The deal "reflects our confidence in [Walgreens'] pharmacy-led model and essential role in driving better outcomes for patients, customers and communities,” Stefan Kaluzny, Sycamore managing director, said in the statement.
‘Variety of options’
Back in October, Walgreens announced it would focus on monetizing noncore assets — including VillageMD — to generate cash. VillageMD acquired Summit Heath, urgent care chain CityMD's parent, for $8.9 billion in 2023. In its statement Thursday, Walgreens said it "is currently evaluating a variety of options with respect to its significant debt and equity interests" in those businesses.
Once the Sycamore transaction closes, a special committee will determine what to do with VillageMD and the other primary care units, according to Walgreens.
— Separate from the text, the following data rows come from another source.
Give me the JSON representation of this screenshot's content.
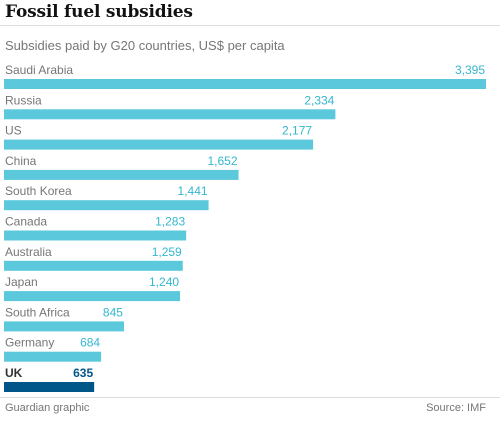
{
  "header": {
    "title": "Fossil fuel subsidies",
    "subtitle": "Subsidies paid by G20 countries, US$ per capita"
  },
  "footer": {
    "credit": "Guardian graphic",
    "source": "Source: IMF"
  },
  "colors": {
    "bar": "#5bc8dc",
    "value": "#34b7cf",
    "highlight_bar": "#005689",
    "label": "#767676",
    "highlight_label": "#333333"
  },
  "chart_data": {
    "type": "bar",
    "orientation": "horizontal",
    "categories": [
      "Saudi Arabia",
      "Russia",
      "US",
      "China",
      "South Korea",
      "Canada",
      "Australia",
      "Japan",
      "South Africa",
      "Germany",
      "UK"
    ],
    "values": [
      3395,
      2334,
      2177,
      1652,
      1441,
      1283,
      1259,
      1240,
      845,
      684,
      635
    ],
    "value_labels": [
      "3,395",
      "2,334",
      "2,177",
      "1,652",
      "1,441",
      "1,283",
      "1,259",
      "1,240",
      "845",
      "684",
      "635"
    ],
    "highlight": "UK",
    "title": "Fossil fuel subsidies",
    "subtitle": "Subsidies paid by G20 countries, US$ per capita",
    "xlabel": "",
    "ylabel": "",
    "xlim": [
      0,
      3395
    ],
    "grid": false,
    "legend": "none"
  }
}
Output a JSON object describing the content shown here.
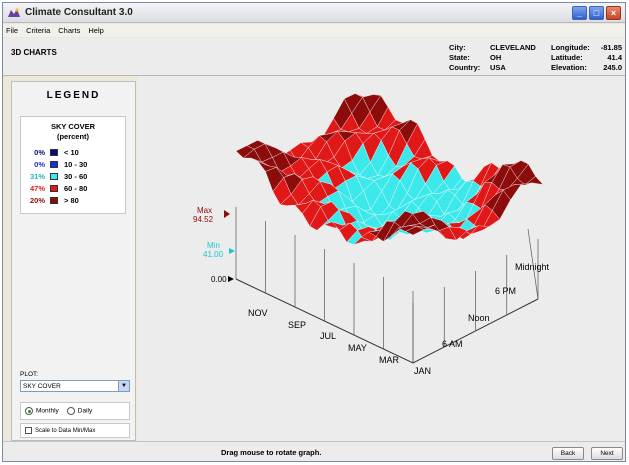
{
  "window": {
    "title": "Climate Consultant 3.0",
    "minimize": "_",
    "maximize": "□",
    "close": "×"
  },
  "menu": [
    "File",
    "Criteria",
    "Charts",
    "Help"
  ],
  "header": {
    "page_title": "3D CHARTS",
    "city_label": "City:",
    "city": "CLEVELAND",
    "state_label": "State:",
    "state": "OH",
    "country_label": "Country:",
    "country": "USA",
    "longitude_label": "Longitude:",
    "longitude": "-81.85",
    "latitude_label": "Latitude:",
    "latitude": "41.4",
    "elevation_label": "Elevation:",
    "elevation": "245.0"
  },
  "legend": {
    "title": "LEGEND",
    "heading": "SKY COVER",
    "unit": "(percent)",
    "rows": [
      {
        "pct": "0%",
        "range": "< 10",
        "color": "#0a0a80"
      },
      {
        "pct": "0%",
        "range": "10 - 30",
        "color": "#1430d8"
      },
      {
        "pct": "31%",
        "range": "30 - 60",
        "color": "#3de8ea"
      },
      {
        "pct": "47%",
        "range": "60 - 80",
        "color": "#e01818"
      },
      {
        "pct": "20%",
        "range": "> 80",
        "color": "#8c0c0c"
      }
    ]
  },
  "controls": {
    "plot_label": "PLOT:",
    "plot_value": "SKY COVER",
    "monthly_label": "Monthly",
    "daily_label": "Daily",
    "scale_label": "Scale to Data Min/Max"
  },
  "chart_data": {
    "type": "surface-3d",
    "variable": "SKY COVER",
    "unit": "percent",
    "max_label": "Max",
    "max_value": "94.52",
    "min_label": "Min",
    "min_value": "41.00",
    "zero_label": "0.00",
    "month_labels": [
      "NOV",
      "SEP",
      "JUL",
      "MAY",
      "MAR",
      "JAN"
    ],
    "hour_labels": [
      "Midnight",
      "6 PM",
      "Noon",
      "6 AM"
    ],
    "colors": {
      "high": "#e01818",
      "very_high": "#8c0c0c",
      "mid": "#3de8ea",
      "max_label": "#8c0c0c",
      "min_label": "#18c8cc"
    }
  },
  "footer": {
    "message": "Drag mouse to rotate graph.",
    "back": "Back",
    "next": "Next"
  }
}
Walgreens merged with Alliance Boots in 2014, to form Walgreens Boots Alliance, aiming to create the first global pharmacy-led health company. The company said it now has 12,500 retail pharmacy locations in the United States, Europe and Latin America. In October, Wentworth said about 6,000 of the company's 8,000 U.S. stores were profitable.
Neil Saunders, a retail analyst and managing director of analytics firm GlobalData, raised questions about the Walgreens buyout in a post on LinkedIn.
"What a fall from grace for a company once worth over $100 billion," Saunders said. "That differential is, by and large, the cost of running the business badly. There have been so many squandered opportunities down the years. Of course, going private solves nothing in and of itself, but it’s now the easiest way to extract value from the business. My hope is that Boots gets well treated. Boots is, and always has been, a way better retailer than Walgreens."
Walgeens didn't immediately respond to an email from CoStar News seeking comment on Saunders' remarks.